Page MenuHomePhabricator

MediaWikiCronJobFailed
Open, Needs TriagePublicPRODUCTION ERROR

Description

Common information

  • alertname: MediaWikiCronJobFailed
  • label_cronjob: echo-mail-batch
  • label_team: notifications-echo
  • prometheus: k8s
  • severity: task
  • site: codfw
  • source: prometheus
  • team: notifications-echo

Firing alerts


Event Timeline

Restricted Application changed the subtype of this task from "Task" to "Production Error". · View Herald TranscriptSep 23 2025, 2:10 AM
A_smart_kitten subscribed.

Hey Growth-Team, although Notifications (Echo) looks like it's been removed from your Herald rule, are you still willing to triage cron-job failures related to the extension? Asking as you still appear as its listed maintainer, and as there's a limited amount that the majority of volunteers can do in response to these tasks themselves (at least, without asking an SRE to grab the stack trace of the failure).

(rerouting back to Growth-Team inbox, it looks like this task may have been edited rather than a new one being filed, to reflect (I believe) an error occurring with this cron-job again)

Michael added a subscriber: fgiunchedi.

(rerouting back to Growth-Team inbox, it looks like this task may have been edited rather than a new one being filed, to reflect (I believe) an error occurring with this cron-job again)

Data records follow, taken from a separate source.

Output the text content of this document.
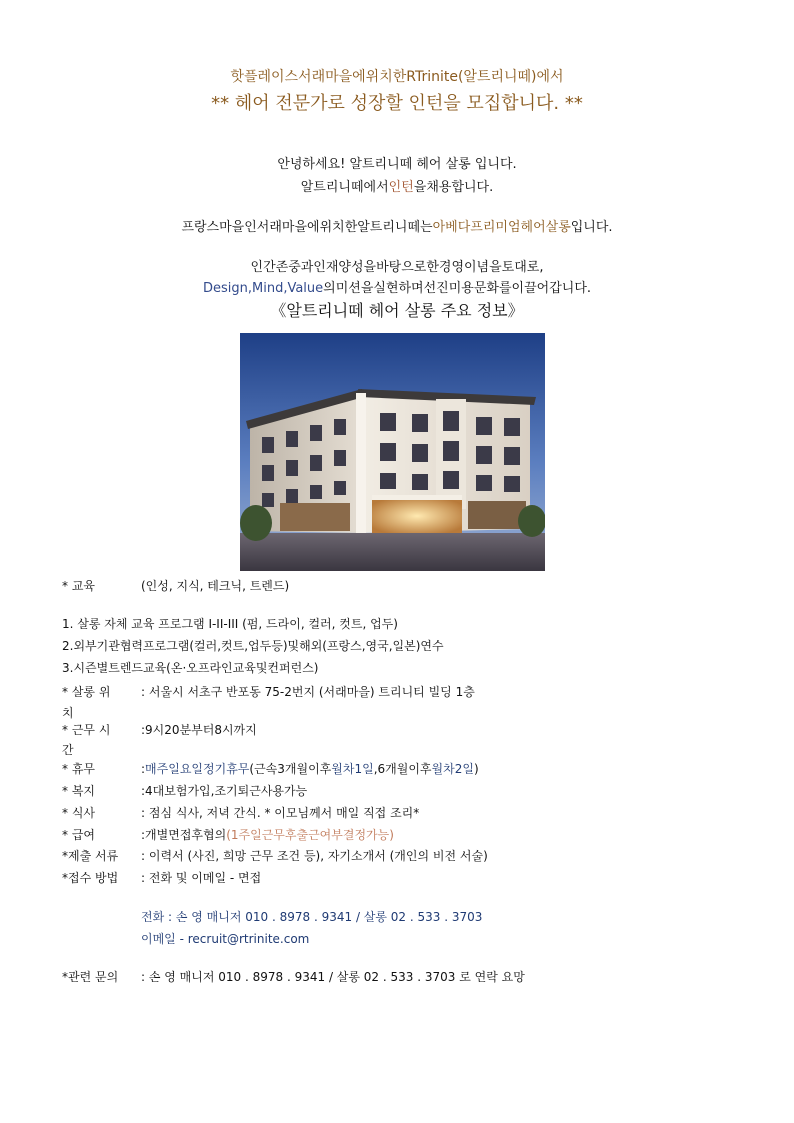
핫플레이스서래마을에위치한RTrinite(알트리니떼)에서
** 헤어 전문가로 성장할 인턴을 모집합니다. **
안녕하세요! 알트리니떼 헤어 살롱 입니다.
알트리니떼에서인턴을채용합니다.
프랑스마을인서래마을에위치한알트리니떼는아베다프리미엄헤어살롱입니다.
인간존중과인재양성을바탕으로한경영이념을토대로,
Design,Mind,Value의미션을실현하며선진미용문화를이끌어갑니다.
《알트리니떼 헤어 살롱 주요 정보》
* 교육	(인성, 지식, 테크닉, 트렌드)
1. 살롱 자체 교육 프로그램 I-II-III (펌, 드라이, 컬러, 컷트, 업두)
2.외부기관협력프로그램(컬러,컷트,업두등)및해외(프랑스,영국,일본)연수
3.시즌별트렌드교육(온·오프라인교육및컨퍼런스)
* 살롱 위	: 서울시 서초구 반포동 75-2번지 (서래마을) 트리니티 빌딩 1층
치
* 근무 시	:9시20분부터8시까지
간
* 휴무	:매주일요일정기휴무(근속3개월이후월차1일,6개월이후월차2일)
* 복지	:4대보험가입,조기퇴근사용가능
* 식사	: 점심 식사, 저녁 간식. * 이모님께서 매일 직접 조리*
* 급여	:개별면접후협의(1주일근무후출근여부결정가능)
*제출 서류 : 이력서 (사진, 희망 근무 조건 등), 자기소개서 (개인의 비전 서술)
*접수 방법 : 전화 및 이메일 - 면접
전화 : 손 영 매니저 010 . 8978 . 9341 / 살롱 02 . 533 . 3703
이메일 - recruit@rtrinite.com
*관련 문의 : 손 영 매니저 010 . 8978 . 9341 / 살롱 02 . 533 . 3703 로 연락 요망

Thank you, @A_smart_kitten!

At first glance this looks like an intermittent failure, given that everything seems to be working fine now.

@fgiunchedi Under what circumstances is the bot creating/updating these tasks? I'm not seeing similar tasks for other maintenance script errors. Could we somehow adjust the output of the bot to include more specific information? Like, the exact timestamp of the failure, the wiki against which the failing script was running, a link to the specific error document on logstash, or something like that.

Could we somehow adjust the output of the bot to include more specific information? Like, the exact timestamp of the failure, the wiki against which the failing script was running, a link to the specific error document on logstash, or something like that.

xref T419229#11692934 & some discussion in T410764

(Also, FWIW, the bot also creates these sorts of tasks for at least some other mw-cron maintenance script failures -- e.g. https://phabricator.wikimedia.org/maniphest/query/yIUXnaCeVRWC/#R)